5 Temmuz Monterosso Al Mare’den Vernazza’ya
Bugün Monterosso’da denize girme günü. Uygun fiyatlı (20 Euro) şezlong ve şemsiye sunan bir “beach”te konuşlanıyoruz. Floransa’da iki dondurmaya 45 Euro ödediğinden sürekli kazıklanma korkusu olan ben, bira alırken bile pazarlık yapıyorum İtalyanların şaşkın bakışları altında. Ne de olsa 40 yaşımdan sonra dondurma yemeden fiyatını sormayı öğretmişlerdi bana. Yine de pazarlık ederken fiyatları doğru okumak için yakın gözlüğü olması gerek yanınızda :)
Kumsal sefasının ardından köyler arasında yapabileceğimiz son rotaya akşamüstü başlıyoruz. Hedefimiz Vernazza’ya uygun saatte varıp oradan da trenle gideceğimiz Riomaggiore’de akşam yemeği.
Rota yine merdiven kabusu ile başlıyor. Arkamızda bıraktığımız Monterosso’yu da izlemeyi ihmal etmeden, bitmek tükenmek bilmeyen merdivenlerden tırmanarak, naranciye bahçeleri arasından tepelerde ortaçağdan beri yapılagelmiş teraslardaki bağlara doğru yol alıyoruz. Tam tükendik dediğimiz anda karşımıza bir limoncellocu çıkıyor. Az ilerideki limon bahçesinin sahibi olduğunu tahmin ediyoruz. Tabii ki İtalya’daki en güzel limoncelloyu kendisi üretiyormuş! En güzel mi bilmem ama müthiş hizmeti ödüllendirmek gerek :)

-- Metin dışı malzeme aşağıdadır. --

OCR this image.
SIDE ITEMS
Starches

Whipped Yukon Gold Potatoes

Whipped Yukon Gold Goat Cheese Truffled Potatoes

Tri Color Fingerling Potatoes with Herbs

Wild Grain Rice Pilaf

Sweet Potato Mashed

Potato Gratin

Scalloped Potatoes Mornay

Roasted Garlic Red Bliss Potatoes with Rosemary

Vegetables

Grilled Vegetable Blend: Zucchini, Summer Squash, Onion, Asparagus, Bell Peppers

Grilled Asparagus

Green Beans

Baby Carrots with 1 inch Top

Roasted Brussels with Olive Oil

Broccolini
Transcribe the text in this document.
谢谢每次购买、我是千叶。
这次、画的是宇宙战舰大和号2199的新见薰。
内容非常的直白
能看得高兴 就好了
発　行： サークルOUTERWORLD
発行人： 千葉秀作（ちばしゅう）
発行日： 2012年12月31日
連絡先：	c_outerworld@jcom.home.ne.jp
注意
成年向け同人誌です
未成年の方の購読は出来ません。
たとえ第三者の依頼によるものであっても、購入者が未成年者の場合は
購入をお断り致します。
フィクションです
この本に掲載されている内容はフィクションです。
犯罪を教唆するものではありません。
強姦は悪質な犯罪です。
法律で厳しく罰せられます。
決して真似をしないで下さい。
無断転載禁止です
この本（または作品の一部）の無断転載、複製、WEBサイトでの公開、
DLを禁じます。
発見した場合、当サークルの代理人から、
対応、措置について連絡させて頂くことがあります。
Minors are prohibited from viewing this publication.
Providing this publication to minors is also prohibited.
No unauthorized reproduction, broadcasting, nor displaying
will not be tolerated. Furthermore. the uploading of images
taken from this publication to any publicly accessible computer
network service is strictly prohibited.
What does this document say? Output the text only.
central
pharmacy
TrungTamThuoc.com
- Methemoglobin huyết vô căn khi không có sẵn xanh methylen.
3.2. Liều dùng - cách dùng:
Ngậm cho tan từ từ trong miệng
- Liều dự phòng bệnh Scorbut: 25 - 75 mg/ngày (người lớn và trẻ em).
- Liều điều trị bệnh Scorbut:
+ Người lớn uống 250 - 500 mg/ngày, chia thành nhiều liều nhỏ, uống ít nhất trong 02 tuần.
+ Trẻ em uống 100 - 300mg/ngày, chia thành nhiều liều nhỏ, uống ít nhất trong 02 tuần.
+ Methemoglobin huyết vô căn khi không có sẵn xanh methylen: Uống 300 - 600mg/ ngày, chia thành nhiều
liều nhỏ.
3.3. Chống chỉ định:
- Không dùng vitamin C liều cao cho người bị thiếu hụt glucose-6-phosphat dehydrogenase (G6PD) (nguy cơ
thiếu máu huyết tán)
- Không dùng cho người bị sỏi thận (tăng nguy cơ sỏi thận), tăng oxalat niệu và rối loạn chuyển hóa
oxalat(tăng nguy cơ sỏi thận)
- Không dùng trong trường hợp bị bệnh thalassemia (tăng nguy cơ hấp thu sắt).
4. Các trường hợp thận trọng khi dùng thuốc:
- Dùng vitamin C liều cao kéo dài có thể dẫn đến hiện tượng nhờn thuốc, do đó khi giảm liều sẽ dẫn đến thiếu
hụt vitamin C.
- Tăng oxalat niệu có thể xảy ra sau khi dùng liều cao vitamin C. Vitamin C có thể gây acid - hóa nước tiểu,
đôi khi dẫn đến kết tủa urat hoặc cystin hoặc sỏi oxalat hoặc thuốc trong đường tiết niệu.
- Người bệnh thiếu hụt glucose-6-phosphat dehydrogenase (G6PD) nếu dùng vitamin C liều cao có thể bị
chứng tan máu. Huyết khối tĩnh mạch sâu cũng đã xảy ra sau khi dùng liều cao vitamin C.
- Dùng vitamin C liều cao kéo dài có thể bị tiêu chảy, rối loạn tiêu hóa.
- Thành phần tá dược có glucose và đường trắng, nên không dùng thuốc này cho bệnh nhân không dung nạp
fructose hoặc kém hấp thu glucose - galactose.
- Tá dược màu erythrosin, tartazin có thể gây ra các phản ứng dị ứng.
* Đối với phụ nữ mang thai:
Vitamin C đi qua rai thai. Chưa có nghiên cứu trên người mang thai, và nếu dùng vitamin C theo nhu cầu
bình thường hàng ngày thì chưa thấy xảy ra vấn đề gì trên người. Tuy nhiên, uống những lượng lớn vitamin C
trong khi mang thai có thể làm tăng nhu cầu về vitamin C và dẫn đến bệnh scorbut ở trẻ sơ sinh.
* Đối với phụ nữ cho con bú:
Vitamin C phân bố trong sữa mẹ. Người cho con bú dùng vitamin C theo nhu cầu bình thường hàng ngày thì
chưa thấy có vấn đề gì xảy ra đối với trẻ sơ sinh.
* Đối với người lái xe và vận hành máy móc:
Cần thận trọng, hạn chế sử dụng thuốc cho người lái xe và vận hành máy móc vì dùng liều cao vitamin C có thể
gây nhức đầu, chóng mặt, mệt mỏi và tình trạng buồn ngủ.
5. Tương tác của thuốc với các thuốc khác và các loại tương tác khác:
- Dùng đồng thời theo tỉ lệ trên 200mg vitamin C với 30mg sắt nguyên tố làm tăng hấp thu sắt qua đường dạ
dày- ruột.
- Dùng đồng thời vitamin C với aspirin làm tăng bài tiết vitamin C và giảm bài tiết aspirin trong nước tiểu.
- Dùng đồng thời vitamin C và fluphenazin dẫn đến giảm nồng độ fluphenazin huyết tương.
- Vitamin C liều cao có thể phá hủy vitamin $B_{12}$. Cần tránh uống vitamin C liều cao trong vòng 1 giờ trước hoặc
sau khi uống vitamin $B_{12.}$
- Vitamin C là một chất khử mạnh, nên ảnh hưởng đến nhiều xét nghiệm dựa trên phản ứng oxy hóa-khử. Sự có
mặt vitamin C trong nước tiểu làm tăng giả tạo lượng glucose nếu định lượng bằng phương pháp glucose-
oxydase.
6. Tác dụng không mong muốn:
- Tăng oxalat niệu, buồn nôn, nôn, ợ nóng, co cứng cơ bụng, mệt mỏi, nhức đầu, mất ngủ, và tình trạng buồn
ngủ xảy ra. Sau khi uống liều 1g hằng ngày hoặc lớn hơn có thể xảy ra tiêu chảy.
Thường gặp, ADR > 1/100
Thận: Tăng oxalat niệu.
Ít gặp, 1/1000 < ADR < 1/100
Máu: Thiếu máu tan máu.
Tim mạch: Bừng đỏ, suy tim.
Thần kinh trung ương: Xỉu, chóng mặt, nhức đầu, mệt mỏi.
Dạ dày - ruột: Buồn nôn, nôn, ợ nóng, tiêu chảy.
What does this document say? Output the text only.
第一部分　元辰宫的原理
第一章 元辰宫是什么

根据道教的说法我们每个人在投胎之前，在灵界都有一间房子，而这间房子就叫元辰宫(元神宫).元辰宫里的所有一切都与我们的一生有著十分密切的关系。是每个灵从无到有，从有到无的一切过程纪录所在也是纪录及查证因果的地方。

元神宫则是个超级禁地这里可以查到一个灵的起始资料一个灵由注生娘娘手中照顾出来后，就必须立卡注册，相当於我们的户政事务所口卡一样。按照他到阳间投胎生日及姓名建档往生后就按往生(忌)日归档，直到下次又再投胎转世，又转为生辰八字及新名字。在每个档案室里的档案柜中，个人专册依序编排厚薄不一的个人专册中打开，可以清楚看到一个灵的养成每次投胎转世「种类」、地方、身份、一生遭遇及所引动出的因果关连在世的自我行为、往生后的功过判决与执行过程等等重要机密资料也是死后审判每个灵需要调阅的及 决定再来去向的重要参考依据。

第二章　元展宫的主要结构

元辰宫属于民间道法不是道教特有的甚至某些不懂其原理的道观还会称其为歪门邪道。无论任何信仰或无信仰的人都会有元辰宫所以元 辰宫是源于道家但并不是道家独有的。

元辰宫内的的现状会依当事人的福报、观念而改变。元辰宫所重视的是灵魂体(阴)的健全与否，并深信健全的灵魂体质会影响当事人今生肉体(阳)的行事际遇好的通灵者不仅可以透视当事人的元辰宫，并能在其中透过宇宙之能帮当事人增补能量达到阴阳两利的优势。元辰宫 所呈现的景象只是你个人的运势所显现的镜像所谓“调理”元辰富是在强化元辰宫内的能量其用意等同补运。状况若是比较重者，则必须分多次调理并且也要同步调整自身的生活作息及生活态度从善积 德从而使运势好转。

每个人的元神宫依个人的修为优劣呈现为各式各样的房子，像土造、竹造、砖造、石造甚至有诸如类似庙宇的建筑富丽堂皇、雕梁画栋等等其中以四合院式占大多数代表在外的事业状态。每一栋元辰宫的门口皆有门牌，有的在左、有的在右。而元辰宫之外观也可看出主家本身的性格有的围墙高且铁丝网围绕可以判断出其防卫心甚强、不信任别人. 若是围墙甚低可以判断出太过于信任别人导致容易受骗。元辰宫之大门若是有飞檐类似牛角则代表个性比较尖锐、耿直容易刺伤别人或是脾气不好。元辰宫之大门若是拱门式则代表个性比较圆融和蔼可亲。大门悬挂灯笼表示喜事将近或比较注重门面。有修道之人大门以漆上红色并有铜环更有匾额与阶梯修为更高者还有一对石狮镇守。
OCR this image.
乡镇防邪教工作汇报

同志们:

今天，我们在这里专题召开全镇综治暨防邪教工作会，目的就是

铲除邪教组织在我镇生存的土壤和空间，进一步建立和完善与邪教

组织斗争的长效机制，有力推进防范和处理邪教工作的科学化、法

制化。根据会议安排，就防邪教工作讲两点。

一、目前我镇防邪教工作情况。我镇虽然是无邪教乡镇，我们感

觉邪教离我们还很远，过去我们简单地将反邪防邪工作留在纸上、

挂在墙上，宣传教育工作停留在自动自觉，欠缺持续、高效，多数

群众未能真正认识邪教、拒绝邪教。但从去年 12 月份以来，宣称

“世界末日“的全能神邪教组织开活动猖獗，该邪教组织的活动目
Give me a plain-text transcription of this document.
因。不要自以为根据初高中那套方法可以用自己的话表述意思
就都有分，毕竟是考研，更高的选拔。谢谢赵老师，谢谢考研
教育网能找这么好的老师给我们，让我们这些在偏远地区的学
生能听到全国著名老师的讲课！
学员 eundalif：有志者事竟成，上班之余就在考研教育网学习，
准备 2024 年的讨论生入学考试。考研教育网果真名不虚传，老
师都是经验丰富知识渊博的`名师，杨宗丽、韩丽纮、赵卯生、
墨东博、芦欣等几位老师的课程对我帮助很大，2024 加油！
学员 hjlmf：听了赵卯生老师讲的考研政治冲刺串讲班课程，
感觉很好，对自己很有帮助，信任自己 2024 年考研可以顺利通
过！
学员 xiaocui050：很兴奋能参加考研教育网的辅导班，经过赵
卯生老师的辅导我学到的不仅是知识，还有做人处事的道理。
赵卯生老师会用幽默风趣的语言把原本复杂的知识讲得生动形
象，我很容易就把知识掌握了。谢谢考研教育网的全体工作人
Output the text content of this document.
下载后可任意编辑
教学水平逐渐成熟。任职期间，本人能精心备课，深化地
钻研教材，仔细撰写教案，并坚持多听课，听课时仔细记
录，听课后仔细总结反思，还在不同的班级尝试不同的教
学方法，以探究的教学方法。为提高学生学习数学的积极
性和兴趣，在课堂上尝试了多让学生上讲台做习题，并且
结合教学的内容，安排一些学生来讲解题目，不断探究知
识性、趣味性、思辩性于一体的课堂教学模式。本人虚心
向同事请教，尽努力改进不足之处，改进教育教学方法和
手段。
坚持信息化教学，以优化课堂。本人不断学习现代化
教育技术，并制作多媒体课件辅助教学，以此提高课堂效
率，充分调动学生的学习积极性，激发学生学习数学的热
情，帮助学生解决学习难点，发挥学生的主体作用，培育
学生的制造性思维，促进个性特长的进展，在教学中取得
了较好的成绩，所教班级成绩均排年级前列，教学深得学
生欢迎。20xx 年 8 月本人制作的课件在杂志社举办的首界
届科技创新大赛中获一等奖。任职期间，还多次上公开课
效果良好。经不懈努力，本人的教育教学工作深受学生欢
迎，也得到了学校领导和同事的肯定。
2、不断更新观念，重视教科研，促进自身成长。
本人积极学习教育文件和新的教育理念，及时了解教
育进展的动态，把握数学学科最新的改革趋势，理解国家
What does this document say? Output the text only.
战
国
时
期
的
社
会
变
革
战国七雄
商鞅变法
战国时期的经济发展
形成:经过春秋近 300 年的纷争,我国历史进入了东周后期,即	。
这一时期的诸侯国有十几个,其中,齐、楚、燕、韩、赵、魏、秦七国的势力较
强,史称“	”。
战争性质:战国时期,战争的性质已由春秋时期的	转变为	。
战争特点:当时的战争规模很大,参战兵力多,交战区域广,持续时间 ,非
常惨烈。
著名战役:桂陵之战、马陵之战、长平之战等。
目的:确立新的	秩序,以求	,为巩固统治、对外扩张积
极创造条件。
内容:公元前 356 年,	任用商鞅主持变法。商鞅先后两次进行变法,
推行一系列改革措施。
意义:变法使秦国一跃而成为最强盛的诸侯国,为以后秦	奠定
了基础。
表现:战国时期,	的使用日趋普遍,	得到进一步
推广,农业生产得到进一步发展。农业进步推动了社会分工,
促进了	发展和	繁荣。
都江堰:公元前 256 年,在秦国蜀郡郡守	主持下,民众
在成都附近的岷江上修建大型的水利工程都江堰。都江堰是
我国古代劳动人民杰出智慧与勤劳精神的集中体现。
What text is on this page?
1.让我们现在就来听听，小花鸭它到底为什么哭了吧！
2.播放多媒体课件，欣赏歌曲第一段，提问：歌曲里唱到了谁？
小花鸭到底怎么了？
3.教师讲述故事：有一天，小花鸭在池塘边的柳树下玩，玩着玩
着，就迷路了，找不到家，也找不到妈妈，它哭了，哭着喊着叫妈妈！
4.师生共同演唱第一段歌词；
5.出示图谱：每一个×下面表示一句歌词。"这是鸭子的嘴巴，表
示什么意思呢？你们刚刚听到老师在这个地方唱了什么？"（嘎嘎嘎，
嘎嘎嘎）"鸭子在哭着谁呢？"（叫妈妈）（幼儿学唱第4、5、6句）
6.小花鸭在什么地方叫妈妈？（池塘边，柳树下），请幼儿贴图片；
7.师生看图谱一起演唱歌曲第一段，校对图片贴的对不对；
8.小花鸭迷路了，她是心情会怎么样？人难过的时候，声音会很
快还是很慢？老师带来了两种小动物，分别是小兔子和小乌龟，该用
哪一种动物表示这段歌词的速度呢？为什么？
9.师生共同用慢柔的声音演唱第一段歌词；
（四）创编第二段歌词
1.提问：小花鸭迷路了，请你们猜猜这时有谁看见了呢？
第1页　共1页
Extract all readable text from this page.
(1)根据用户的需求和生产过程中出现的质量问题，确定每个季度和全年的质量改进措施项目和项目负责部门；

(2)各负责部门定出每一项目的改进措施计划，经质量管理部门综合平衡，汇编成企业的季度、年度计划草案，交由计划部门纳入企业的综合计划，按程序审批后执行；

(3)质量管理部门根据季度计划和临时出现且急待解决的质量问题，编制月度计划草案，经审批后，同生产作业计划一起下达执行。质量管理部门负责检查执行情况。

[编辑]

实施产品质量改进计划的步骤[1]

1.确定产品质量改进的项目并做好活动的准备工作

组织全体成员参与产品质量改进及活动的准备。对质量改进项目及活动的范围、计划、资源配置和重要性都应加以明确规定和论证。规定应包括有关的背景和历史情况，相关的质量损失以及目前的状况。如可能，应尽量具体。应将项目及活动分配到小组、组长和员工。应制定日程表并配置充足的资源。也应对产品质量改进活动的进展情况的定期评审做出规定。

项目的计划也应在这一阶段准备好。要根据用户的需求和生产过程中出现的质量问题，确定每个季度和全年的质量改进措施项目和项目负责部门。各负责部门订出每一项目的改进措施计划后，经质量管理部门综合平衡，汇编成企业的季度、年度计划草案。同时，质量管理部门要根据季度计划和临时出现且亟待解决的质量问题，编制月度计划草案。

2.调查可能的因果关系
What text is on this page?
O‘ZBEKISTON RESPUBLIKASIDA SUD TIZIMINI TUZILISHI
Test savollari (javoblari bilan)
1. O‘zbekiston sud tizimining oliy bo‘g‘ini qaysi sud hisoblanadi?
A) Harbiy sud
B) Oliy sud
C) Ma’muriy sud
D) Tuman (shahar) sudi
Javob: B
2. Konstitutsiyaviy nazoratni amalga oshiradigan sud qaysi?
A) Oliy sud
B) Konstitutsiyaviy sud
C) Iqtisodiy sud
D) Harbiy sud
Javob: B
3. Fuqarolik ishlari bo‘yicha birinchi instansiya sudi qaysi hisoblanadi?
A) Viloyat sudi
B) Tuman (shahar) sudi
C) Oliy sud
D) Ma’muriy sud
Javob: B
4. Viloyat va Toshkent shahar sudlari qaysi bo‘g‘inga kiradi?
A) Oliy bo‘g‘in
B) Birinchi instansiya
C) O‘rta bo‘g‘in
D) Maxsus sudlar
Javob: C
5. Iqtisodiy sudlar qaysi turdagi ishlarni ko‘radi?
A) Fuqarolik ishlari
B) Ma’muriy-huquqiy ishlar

Farkında olmadan en keyifli rotayı son güne bırakmışız. Yol üstü pek çok şelalecik eşlik ediyor. Köyler arasında rastladığımız en sulak bölge burası. Bazı kısımlar o kadar dar ki, kazara karşı tarafdan gelen yürüyüşçülere yol vermeniz gerekiyor. Anlaşılan yanlışlık eseri yola şıpıdık terlikle çıkmış bir hanımfendinin suratındaki ifadeyi izlemek ayrıca eğlenceli. Üç gün boyunca yaptığımız üç rotada birisi kazara düşürüldüğü anlaşılan bir pet şişe dışında tek çöpe denk gelmiyoruz.
Bir saat 40 dakikalık rotada toplam 270 metrelik bir çıkışımız oluyor. Vernazza’ya kuzey taraftan yaklaşmak ayrıca güzel. Tüm büyüsü ile Vernazza ayaklarınızın altına seriliyor sanki. Ortaçağ günlerini yaşayan dar sokaklardan köye merkezine iniyoruz. Treni yakalamamıza az var. Ama sürpriz! Tren iptal. Riomaggiore gecesi ile beraber.
Bu nedenle cıvıl cıvıl köy merkezindeki bir lokantada bölgesel Vulnetia Cooperativa’nın ürettiği 5 Terre Vendemmia şarabını tatma şansımız oluyor. Sanki bizdeki Bornova Misketi ile akraba. Burnumuza Ege kokusu geliyor.
Yemekten sonra tekrar kuzeydeki yamaca çıkıp müthiş akşam mazarasını seyretmek ve fotoğraflamak da bir o kadar keyifli. Sonuçta Cinque Terre de Bled ile beraber fotoğrafçılığın Kabe’lerinden birisi.